Off-air: Guilini’s 1960 Covent Garden Barber of Seville

Record and Artist Details

Composer or Director: Gioachino Rossini

Genre:

Opera

Label: ICA Classics

Media Format: CD or Download

Media Runtime: 129

Mastering:

Stereo
DDD

Catalogue Number: ICAC5046

Tracks:

Composition Artist Credit
(Il) Barbiere di Siviglia, '(The) Barber of Seville' Gioachino Rossini, Composer
Carlo Maria Giulini, Conductor
Fernando Corena, Doctor Bartolo, Baritone
Gioachino Rossini, Composer
Ivo Vinco, Don Basilio, Bass
Josephine Veasey, Berta, Soprano
Luigi Alva, Almaviva, Tenor
Robert Bowman, Officer, Tenor
Rolando Panerai, Figaro, Baritone
Ronald Lewis, Fiorello, Baritone
Royal Opera House Chorus, Covent Garden
Royal Opera House Orchestra, Covent Garden
Teresa Berganza, Rosina, Soprano
This is a companion release to the warmly endearing performance of Verdi’s Falstaff (10/12) in which Carlo Maria Giulini led the Glyndebourne company at the 1955 Edinburgh Festival. Reviewing that set, Mike Ashman worried that the audience’s evident relish of the performance was directed more towards Carl Ebert’s Osbert Lancaster-designed production than towards the singing or conducting. I confess I wasn’t quite so worried; indeed, I rather relished the gentle purr of contentment the performance evidently inspired.

That said, this release of a 1960 Covent Garden performance of Rossini’s Il barbiere di Siviglia is something other. Once past the trenchantly conducted Overture and an opening scene during which Luigi Alva sings with a directness and intensity which often eluded him in the recording studio, whole swathes of Rossini’s score sink slowly but inexorably beneath gales of laughter as an endless succession of onstage gags reduces the patrons to a state of near-hysteria.

In between the gales of laughter there are glimpses of a vocally accomplished Rosina from the young Teresa Berganza (rather coolly received), ripely comic impersonations of Bartolo and Basilio from Fernando Corena and Ivo Vinco, and a truly dreadful Gino Bechi-like performance of the title-role by Rolando Panerai, whose violent and stylistically illiterate account of Figaro’s entrance aria is cheered to the echo by the adoring multitude.

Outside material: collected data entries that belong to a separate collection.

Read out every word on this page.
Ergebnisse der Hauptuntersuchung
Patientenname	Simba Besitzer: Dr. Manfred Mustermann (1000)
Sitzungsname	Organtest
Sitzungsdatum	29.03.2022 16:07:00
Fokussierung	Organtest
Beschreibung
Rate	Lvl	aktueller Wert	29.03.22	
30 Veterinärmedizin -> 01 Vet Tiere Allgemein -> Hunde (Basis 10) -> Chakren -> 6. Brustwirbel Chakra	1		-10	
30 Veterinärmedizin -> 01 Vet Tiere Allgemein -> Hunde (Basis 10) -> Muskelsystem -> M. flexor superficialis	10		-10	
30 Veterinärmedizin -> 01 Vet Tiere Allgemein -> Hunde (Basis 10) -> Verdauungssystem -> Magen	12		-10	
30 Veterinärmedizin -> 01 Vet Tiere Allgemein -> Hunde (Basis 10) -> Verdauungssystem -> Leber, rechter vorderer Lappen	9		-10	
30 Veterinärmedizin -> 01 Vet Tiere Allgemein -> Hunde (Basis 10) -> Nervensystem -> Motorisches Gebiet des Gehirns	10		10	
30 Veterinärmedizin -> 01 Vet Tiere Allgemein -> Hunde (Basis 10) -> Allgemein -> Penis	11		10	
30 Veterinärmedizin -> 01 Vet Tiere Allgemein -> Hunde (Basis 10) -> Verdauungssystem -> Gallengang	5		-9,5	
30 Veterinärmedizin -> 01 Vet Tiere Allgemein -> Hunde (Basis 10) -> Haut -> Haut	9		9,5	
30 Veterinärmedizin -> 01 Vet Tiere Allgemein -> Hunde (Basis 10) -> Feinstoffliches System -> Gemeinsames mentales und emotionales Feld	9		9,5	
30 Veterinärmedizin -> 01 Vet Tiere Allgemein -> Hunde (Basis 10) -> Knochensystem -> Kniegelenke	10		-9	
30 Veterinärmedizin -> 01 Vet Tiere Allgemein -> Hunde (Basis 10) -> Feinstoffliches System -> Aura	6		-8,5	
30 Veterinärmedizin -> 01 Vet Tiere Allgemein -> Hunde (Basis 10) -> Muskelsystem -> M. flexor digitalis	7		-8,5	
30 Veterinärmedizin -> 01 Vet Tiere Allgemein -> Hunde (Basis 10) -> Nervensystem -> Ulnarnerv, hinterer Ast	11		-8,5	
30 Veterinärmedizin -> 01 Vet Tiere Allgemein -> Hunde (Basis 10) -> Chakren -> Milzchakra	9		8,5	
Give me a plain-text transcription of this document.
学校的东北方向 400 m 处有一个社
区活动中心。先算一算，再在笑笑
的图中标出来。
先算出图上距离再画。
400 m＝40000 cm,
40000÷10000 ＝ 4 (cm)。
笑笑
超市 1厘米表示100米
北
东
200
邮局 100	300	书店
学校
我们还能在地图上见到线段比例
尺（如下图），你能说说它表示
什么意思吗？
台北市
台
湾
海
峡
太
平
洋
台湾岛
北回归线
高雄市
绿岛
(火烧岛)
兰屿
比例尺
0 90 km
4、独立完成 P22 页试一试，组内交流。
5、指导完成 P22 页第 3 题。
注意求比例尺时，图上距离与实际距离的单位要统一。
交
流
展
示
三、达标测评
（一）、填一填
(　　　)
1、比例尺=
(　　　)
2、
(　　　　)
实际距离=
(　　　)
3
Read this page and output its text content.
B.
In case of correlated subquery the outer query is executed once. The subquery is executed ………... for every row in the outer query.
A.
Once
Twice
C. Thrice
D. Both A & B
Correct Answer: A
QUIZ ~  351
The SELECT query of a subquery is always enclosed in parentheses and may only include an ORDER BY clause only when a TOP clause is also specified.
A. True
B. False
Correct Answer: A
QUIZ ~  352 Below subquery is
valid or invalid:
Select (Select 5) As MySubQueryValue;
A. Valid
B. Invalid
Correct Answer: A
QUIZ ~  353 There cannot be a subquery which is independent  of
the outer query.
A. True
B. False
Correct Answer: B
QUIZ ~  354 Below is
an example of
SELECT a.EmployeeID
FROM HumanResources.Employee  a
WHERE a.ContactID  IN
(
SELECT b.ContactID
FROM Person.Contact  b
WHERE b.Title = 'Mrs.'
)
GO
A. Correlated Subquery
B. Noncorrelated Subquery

Poor Giulini – doughty survivor of the catastrophe that was Maria Callas’s first attempt at Rosina in Milan in 1956 – and poor Rossini. ‘At least the natives were friendly,’ I hear him say, ruefully recalling the opera’s disastrous first night when much of the music was similarly drowned out by the din. This must have been a joyous experience that May evening in Covent Garden but it’s an evening which should have been left to marinate in the memories of those who were there rather than recycled for a wider public from these occasionally rather fractious-sounding radio tapes.